My Obsession with Stressing

Here's the deal: I'm obsessed with stressing. I don't know if it's a force of habit or if it's in our nature (I should ask a biopsychologist or someone who knows a bit more about this) or if I'm just mentally unstable, but I can't seem to relax completely. Don't get me wrong: if I decide to watch 90 Day Fiancé (it makes me feel better about my non-existent love life, sue me), eat sponge cake and rot on the couch all day when I'm home alone, I have no problem doing that. The thing is, I'm not calm at all while I'm rolling around on the sofa trying to decide if I want to get up to get a glass of water.
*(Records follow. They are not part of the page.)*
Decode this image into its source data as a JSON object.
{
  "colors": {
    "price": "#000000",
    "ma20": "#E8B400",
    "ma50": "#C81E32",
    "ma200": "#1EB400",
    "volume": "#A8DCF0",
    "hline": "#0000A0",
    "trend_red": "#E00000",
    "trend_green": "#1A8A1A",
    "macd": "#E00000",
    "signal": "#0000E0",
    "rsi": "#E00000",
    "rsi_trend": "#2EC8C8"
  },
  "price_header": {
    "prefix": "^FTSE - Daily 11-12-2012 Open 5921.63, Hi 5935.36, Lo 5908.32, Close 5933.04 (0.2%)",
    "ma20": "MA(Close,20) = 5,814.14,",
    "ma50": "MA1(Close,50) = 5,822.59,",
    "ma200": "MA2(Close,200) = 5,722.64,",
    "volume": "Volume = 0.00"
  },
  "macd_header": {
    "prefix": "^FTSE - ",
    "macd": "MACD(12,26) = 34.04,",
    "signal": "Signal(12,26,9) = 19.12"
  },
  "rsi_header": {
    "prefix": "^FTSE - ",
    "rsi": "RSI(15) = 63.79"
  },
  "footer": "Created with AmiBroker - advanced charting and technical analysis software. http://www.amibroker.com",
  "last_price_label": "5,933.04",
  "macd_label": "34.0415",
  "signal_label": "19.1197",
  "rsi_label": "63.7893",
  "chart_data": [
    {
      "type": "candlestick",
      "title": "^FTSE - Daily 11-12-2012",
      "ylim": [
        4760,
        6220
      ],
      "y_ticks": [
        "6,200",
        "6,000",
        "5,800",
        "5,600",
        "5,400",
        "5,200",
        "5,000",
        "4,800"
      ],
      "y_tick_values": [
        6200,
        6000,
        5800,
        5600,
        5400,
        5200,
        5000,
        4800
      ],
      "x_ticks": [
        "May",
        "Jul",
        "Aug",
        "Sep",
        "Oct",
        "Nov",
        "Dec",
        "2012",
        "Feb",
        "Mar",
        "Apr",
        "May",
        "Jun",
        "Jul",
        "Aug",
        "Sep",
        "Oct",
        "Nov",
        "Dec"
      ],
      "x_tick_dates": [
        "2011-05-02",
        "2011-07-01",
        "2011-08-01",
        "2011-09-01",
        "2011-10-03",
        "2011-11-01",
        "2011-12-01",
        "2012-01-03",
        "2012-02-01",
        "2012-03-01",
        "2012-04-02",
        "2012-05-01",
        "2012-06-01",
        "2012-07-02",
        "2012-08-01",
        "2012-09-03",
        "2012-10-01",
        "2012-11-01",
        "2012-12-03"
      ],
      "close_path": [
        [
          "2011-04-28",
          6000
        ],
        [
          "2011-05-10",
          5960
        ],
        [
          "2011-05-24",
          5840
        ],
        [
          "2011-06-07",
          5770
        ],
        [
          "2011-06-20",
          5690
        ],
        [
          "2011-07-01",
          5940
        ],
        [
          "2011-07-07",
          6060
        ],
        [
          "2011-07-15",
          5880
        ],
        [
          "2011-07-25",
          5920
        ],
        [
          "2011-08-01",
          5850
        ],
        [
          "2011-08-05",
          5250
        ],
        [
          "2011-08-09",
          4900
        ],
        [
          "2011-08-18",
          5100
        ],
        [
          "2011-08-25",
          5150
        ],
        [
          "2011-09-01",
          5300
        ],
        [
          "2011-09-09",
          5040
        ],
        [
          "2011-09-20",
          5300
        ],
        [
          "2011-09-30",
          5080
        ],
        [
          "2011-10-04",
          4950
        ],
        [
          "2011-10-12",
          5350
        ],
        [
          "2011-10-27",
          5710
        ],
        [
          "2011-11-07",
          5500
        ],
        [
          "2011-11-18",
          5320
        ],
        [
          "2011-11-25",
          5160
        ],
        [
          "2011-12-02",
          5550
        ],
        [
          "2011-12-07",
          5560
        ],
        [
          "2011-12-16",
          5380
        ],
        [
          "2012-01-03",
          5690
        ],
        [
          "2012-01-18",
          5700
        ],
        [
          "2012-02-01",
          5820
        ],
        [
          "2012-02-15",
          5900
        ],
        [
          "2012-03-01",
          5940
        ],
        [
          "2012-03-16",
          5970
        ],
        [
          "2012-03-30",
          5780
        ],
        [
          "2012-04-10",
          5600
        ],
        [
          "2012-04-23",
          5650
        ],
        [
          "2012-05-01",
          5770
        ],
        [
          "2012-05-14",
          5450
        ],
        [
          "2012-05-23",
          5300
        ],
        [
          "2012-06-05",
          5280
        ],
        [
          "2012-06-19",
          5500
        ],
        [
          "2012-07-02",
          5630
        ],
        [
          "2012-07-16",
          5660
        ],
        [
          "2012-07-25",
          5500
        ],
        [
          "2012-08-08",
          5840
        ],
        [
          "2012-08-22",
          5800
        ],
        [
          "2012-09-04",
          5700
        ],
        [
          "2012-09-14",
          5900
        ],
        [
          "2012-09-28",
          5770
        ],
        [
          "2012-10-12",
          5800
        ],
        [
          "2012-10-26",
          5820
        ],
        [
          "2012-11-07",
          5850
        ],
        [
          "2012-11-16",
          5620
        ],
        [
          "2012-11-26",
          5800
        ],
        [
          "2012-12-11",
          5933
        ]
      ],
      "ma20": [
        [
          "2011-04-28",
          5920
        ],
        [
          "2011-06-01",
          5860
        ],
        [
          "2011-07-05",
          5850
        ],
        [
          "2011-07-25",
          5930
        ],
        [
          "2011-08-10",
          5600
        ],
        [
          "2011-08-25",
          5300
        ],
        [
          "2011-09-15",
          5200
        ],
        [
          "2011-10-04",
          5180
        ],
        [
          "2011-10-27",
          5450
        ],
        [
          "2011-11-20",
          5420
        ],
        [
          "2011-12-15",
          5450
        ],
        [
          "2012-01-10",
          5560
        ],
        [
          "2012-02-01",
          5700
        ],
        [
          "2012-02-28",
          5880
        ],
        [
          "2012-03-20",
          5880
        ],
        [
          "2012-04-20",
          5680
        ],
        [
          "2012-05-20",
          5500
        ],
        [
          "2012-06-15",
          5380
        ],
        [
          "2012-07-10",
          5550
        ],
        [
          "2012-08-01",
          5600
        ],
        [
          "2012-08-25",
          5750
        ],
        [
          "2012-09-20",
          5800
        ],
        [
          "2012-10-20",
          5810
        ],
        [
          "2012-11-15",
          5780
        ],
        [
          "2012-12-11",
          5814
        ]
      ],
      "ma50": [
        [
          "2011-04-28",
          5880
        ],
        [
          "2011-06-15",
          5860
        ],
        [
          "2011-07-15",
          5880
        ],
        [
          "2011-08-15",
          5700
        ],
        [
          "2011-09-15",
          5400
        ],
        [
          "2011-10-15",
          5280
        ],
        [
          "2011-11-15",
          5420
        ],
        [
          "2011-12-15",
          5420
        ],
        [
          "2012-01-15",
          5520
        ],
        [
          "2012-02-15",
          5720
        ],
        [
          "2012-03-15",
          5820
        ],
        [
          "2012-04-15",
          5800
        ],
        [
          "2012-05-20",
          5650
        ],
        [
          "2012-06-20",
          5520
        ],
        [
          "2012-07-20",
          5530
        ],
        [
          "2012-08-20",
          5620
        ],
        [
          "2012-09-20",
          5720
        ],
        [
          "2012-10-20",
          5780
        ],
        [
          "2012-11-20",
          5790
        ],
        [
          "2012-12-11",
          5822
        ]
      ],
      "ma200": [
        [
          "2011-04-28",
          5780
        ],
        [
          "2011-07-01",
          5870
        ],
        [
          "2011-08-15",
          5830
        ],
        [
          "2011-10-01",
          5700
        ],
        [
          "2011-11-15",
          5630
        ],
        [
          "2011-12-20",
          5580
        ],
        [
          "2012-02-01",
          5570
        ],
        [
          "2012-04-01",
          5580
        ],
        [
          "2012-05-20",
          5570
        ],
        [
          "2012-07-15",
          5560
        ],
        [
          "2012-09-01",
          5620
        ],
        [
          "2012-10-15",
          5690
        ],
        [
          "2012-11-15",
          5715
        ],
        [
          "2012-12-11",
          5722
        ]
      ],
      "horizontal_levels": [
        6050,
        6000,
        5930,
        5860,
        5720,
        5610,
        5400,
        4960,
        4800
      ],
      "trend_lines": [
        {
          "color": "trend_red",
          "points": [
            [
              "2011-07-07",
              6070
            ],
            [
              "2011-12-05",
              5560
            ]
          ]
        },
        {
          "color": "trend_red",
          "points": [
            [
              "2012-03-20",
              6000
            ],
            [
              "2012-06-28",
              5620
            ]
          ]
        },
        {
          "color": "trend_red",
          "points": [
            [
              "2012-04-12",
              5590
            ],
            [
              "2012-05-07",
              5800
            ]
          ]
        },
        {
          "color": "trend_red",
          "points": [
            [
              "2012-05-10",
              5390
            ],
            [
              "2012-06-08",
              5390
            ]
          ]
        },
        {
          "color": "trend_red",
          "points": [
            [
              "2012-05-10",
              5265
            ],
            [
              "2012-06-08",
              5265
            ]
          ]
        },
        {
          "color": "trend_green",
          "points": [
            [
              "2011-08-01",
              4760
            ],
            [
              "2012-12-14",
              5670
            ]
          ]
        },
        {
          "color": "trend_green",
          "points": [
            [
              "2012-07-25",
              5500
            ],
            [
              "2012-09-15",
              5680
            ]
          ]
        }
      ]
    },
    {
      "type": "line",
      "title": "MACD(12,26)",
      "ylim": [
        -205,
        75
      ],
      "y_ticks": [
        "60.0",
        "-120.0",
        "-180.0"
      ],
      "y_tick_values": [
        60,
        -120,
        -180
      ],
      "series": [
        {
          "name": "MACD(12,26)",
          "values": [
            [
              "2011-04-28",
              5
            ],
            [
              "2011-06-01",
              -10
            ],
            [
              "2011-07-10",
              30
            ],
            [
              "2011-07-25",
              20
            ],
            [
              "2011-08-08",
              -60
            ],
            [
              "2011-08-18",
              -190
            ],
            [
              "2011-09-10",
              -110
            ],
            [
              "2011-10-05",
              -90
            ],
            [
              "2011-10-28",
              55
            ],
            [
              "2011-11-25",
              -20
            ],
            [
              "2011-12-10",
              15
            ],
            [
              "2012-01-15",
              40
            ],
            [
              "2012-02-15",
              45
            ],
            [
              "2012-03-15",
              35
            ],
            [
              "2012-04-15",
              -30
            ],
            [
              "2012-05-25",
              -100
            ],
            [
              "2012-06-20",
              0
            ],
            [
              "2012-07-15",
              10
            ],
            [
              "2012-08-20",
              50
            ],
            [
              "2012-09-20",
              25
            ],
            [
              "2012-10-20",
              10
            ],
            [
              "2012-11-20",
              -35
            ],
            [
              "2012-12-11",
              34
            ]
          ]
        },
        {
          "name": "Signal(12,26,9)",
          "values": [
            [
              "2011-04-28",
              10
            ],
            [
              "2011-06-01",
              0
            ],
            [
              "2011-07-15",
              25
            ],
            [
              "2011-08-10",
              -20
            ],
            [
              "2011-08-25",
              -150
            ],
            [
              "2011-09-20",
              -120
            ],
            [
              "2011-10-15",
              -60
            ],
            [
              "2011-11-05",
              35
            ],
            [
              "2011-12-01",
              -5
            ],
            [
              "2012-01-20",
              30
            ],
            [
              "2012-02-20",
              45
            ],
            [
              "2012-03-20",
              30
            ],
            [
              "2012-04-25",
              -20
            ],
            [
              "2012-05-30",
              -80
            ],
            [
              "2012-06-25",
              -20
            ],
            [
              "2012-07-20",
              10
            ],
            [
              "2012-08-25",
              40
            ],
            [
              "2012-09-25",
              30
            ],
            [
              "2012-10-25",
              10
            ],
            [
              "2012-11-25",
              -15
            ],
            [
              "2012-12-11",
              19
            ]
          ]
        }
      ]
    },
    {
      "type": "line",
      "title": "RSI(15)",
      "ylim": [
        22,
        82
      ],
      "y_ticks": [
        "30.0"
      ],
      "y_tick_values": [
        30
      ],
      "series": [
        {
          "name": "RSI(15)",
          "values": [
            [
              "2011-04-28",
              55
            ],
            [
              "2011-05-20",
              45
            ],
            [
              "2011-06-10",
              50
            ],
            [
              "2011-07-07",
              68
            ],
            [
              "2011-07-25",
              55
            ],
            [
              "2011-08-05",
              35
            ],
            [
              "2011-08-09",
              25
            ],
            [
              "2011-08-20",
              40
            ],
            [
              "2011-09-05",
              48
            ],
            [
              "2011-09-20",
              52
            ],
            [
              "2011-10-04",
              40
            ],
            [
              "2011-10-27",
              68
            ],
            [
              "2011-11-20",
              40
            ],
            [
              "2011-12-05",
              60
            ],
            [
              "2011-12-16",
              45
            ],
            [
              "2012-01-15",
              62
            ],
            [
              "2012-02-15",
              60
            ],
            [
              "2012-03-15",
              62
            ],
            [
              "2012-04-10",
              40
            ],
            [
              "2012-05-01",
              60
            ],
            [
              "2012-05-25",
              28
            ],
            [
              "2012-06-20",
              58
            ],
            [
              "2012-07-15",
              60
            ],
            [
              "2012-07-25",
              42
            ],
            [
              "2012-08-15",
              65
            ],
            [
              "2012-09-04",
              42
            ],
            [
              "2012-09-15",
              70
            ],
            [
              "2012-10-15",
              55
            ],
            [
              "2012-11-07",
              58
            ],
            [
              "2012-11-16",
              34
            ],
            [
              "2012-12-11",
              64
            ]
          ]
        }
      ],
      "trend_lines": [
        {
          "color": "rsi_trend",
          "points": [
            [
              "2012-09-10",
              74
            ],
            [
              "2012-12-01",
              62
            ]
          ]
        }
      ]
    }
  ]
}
It's normal to be stressing during examination period at the university because I have a valid - I mean, is it really valid if we look at how my life is just a glimpse of time in the universum? (this is something I like to ask myself while deeming if it's worth studying for my law exam) - reason for that, I should really get my degree so I can get the job I want. It's also normal not to be completely relaxed while waiting for the exam results or news of how my cat's operation went. But for good karma's sake, it's the summer break, I passed all my exams two months ago, everyone in my family is healthy and my biggest problem is that I have to call Samsung costumer service to fix my headphones, which should take less than five minutes. But no, instead of doing it right away, I'd rather stress for two weeks and then stress some more and then call them two days before the warranty expires. OK, so I sorted it out, I took the headphones to the service and had them repaired. There's absolutely no need to stress now, is there? Think again! Now I realise that my friend hasn't replied to me in a couple of hours. I'm sure she hates me. Let's stress about it for a while. And then she responds. I'm able to relax for a quarter of an hour before I find out that I have to extend the subsidy for my student's bus ticket. Here comes the stress again. And as I do that, another thing comes up. And then another. It's a never-ending cycle!

I'm working on it. Or should I say stressing while thinking that I should start working on it?